6) Add KVM Host to WebvirtCloud
Prepare your KVM host by installing the necessary packages and doing other configurations.
On KVM hypervisor
We have created a bash script that helps you set up KVM node. It’s available in our Github repository.
curl -O https://raw.githubusercontent.com/cloudspinx/linux-bash-scripts/main/webvirtcloud/centos-rocky-kvm-prep.sh
Execute the script in the KVM host:
sudo bash centos-rocky-kvm-prep.sh
Use OS provided Python version on gstfsd
- RHEL 9-based systems
sudo sed -i 's/python3/python3.9/g' /etc/supervisord.d/gstfsd.ini
- RHEL 8-based systems
sudo sed -i 's/python3/python3.6/g' /etc/supervisord.d/gstfsd.ini
Restart supervisord service.
sudo systemctl restart supervisord
Check services status.
$ sudo supervisorctl status
gstfsd STARTING
On WebvirtCloud Instance
Generate SSH key pair on the WebVirtCloud server if none exist already:
$ sudo -u nginx ssh-keygen
Generating public/private rsa key pair.
Enter file in which to save the key (/var/lib/nginx/.ssh/id_rsa):
Created directory '/var/lib/nginx/.ssh'.
Enter passphrase (empty for no passphrase):
Enter same passphrase again:
Your identification has been saved in /var/lib/nginx/.ssh/id_rsa.

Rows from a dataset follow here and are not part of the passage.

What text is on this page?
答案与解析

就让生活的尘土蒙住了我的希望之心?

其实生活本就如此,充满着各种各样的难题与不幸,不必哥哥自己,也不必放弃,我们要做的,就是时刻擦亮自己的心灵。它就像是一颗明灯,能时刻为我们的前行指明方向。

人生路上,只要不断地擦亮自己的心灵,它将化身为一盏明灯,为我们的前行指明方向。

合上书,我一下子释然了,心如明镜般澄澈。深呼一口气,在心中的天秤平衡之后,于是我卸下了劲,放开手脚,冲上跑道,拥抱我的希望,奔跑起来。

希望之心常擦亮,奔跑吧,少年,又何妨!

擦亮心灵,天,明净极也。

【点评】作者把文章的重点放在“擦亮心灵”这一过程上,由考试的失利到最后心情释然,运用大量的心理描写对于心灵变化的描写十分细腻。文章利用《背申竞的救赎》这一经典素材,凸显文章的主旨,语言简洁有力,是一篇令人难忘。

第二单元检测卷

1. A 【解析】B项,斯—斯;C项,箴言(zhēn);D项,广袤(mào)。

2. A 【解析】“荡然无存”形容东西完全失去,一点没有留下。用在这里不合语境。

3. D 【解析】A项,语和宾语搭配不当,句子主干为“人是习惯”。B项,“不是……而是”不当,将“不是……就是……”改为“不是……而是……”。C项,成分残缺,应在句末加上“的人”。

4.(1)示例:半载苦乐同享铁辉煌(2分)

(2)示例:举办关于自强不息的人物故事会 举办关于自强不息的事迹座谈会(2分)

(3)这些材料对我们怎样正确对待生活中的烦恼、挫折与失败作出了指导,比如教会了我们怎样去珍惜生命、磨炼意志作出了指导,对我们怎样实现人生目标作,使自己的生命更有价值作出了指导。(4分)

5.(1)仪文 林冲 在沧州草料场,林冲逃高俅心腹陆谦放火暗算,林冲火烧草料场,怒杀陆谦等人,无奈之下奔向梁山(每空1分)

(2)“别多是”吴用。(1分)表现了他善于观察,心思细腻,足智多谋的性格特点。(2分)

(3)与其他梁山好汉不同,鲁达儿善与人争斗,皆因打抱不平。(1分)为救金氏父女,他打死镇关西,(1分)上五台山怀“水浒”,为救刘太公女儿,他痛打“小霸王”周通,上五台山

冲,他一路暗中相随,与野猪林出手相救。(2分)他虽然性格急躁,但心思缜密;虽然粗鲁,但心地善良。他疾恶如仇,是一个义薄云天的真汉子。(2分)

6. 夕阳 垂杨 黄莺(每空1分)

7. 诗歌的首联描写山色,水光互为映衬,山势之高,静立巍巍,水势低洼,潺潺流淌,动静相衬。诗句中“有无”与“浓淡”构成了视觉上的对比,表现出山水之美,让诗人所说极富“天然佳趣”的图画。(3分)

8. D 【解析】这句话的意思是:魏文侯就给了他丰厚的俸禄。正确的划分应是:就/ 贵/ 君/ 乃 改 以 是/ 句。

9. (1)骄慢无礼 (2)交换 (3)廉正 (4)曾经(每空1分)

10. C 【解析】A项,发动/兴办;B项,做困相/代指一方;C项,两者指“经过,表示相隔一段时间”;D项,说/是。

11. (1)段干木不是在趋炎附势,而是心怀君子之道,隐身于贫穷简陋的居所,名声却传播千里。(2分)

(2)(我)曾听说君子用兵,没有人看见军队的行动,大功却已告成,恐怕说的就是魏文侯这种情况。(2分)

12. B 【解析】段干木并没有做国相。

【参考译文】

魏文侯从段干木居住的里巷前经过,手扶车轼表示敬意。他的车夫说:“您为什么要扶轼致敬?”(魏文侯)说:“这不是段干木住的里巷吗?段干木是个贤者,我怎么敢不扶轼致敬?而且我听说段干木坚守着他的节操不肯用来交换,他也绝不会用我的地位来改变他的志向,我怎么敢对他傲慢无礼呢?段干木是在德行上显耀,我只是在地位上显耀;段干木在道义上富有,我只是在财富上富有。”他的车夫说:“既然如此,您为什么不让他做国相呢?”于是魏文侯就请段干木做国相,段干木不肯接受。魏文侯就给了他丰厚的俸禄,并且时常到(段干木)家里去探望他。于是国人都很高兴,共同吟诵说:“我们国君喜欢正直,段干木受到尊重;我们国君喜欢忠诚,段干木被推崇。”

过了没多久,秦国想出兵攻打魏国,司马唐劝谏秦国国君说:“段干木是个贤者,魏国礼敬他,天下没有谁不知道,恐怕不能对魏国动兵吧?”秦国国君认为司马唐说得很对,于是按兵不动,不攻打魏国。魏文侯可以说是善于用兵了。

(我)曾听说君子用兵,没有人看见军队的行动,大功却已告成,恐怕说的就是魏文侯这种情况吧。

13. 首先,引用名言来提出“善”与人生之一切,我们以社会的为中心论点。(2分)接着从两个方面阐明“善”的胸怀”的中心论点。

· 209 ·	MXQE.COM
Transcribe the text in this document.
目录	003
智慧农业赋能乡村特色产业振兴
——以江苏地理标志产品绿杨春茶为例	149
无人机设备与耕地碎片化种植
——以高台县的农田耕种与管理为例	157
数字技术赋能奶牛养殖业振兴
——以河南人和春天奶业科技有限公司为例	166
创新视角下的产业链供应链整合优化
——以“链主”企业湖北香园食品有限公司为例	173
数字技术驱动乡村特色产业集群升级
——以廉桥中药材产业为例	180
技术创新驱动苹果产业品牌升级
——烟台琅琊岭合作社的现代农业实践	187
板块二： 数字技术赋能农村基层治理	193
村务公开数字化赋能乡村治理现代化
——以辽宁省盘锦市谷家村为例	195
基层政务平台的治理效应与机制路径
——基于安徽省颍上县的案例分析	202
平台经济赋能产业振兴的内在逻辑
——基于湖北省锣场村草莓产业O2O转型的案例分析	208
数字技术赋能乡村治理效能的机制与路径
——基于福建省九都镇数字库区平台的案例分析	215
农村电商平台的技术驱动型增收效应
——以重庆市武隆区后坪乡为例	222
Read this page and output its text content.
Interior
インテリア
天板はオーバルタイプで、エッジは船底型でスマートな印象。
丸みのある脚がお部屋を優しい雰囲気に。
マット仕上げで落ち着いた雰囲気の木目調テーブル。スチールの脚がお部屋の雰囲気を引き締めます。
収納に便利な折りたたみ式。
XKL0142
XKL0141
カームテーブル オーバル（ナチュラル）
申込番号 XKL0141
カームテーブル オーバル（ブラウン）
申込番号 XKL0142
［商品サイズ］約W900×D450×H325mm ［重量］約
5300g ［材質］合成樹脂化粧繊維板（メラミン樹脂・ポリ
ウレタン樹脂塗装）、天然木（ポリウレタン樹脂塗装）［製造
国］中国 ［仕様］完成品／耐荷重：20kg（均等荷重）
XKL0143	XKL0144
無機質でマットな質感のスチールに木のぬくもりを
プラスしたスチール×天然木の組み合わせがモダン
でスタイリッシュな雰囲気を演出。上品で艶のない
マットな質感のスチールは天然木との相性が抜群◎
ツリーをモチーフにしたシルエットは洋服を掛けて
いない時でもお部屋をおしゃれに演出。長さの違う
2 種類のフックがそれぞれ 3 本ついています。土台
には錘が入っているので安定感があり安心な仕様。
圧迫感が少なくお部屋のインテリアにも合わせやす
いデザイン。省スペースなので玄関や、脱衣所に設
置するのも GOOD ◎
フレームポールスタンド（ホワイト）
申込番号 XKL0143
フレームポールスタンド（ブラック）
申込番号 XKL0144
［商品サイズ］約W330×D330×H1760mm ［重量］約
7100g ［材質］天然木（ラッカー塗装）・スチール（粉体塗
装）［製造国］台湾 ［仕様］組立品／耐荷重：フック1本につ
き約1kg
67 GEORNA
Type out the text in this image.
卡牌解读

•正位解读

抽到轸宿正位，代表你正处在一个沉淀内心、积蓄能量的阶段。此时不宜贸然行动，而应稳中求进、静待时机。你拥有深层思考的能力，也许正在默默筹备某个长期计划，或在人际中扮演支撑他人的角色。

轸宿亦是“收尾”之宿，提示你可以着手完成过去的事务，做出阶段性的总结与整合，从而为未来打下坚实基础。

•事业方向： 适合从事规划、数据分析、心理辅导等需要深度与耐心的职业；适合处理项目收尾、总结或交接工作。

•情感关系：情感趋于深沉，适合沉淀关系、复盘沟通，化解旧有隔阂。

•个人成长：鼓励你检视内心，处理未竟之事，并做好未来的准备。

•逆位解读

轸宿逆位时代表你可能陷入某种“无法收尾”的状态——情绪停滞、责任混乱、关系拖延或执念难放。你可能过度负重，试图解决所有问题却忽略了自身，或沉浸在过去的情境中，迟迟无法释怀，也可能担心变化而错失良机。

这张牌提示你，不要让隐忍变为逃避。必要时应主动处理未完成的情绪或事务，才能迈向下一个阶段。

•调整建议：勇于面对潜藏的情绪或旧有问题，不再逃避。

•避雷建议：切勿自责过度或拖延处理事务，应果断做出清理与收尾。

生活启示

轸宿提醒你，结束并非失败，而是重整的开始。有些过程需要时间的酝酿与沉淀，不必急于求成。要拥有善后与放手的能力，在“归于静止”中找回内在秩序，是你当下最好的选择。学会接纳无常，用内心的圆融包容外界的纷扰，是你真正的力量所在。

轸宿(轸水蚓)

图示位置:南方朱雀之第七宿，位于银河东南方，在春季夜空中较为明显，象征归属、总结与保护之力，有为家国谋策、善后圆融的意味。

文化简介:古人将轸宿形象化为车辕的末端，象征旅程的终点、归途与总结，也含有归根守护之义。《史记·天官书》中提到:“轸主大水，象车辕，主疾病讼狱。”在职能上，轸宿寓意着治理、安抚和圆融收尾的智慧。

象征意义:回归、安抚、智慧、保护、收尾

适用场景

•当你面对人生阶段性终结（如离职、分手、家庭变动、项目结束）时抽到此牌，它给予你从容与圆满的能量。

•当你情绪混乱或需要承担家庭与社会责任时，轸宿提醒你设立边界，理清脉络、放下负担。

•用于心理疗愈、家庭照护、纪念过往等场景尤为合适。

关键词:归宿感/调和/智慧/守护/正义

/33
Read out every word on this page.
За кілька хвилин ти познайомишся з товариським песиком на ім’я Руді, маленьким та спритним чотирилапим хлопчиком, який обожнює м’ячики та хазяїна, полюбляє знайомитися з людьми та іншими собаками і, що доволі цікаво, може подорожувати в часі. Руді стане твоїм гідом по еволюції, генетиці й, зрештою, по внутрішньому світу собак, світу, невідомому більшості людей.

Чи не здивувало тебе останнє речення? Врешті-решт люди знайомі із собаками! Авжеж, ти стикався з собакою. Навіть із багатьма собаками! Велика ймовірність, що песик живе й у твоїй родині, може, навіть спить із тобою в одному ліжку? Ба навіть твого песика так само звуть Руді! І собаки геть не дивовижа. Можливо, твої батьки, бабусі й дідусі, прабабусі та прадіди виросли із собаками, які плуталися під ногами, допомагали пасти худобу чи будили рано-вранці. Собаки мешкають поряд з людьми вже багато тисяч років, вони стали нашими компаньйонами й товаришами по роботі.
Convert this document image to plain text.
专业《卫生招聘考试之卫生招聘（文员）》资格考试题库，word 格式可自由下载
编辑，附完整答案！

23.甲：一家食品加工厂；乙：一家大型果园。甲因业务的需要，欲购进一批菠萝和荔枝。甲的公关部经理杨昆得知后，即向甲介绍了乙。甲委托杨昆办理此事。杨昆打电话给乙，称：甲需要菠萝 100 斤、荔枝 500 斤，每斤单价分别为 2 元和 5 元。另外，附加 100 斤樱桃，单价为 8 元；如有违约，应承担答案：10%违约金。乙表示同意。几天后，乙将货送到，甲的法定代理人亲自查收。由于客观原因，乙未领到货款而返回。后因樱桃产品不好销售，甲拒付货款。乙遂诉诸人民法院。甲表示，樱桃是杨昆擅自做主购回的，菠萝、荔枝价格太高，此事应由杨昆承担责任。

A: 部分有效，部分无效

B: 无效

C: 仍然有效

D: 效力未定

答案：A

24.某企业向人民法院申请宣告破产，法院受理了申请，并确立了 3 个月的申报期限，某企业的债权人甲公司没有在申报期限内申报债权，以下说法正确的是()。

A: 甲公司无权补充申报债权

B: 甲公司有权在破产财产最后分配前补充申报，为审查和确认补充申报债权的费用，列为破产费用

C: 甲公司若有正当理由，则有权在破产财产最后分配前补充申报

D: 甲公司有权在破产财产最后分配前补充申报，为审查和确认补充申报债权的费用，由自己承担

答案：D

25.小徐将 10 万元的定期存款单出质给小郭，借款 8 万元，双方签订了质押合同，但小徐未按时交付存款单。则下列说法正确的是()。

Your public key has been saved in /var/lib/nginx/.ssh/id_rsa.pub.
The key fingerprint is:
SHA256:U9TVDTByyHL3hybL3MAB8BQ84SiiTVfW/juaWE7VNiI [email protected]
The key's randomart image is:
+---[RSA 3072]----+
| +=B*+ooo.|
| o.*Bo+. o|
| o o .+++ o . |
| + o . .. +.+ .|
| . . S E+o*+. |
| . o=o.. |
| o . |
| = .o |
| . +. . |
+----[SHA256]-----+
We need to copy generated SSH public key to the KVM hypervisor to enable passwordless authentication:
ssh-copy-id -i /var/lib/nginx/.ssh/id_rsa.pub user@compute-server-ip
For KVM hypervisor that doesn’t allow password authentication, copy the key manually.
cat /var/lib/nginx/.ssh/id_rsa.pub
You can the add contents to the SSH authorized keys file.
vi ~/.ssh/authorized_keys
Test connection from webvirtcloud to KVM host.
sudo -u nginx ssh user@compute-server-ip
# Example
sudo -u nginx ssh [email protected]
If you have an issue with identities remove /var/lib/nginx/.ssh/known_hosts
file and retry.
Add a new compute host by going to “Computes” –> “SSH“

Provide host name, username, and IP address used while copying ssh public key.

If everything goes well the status should be “Connected“.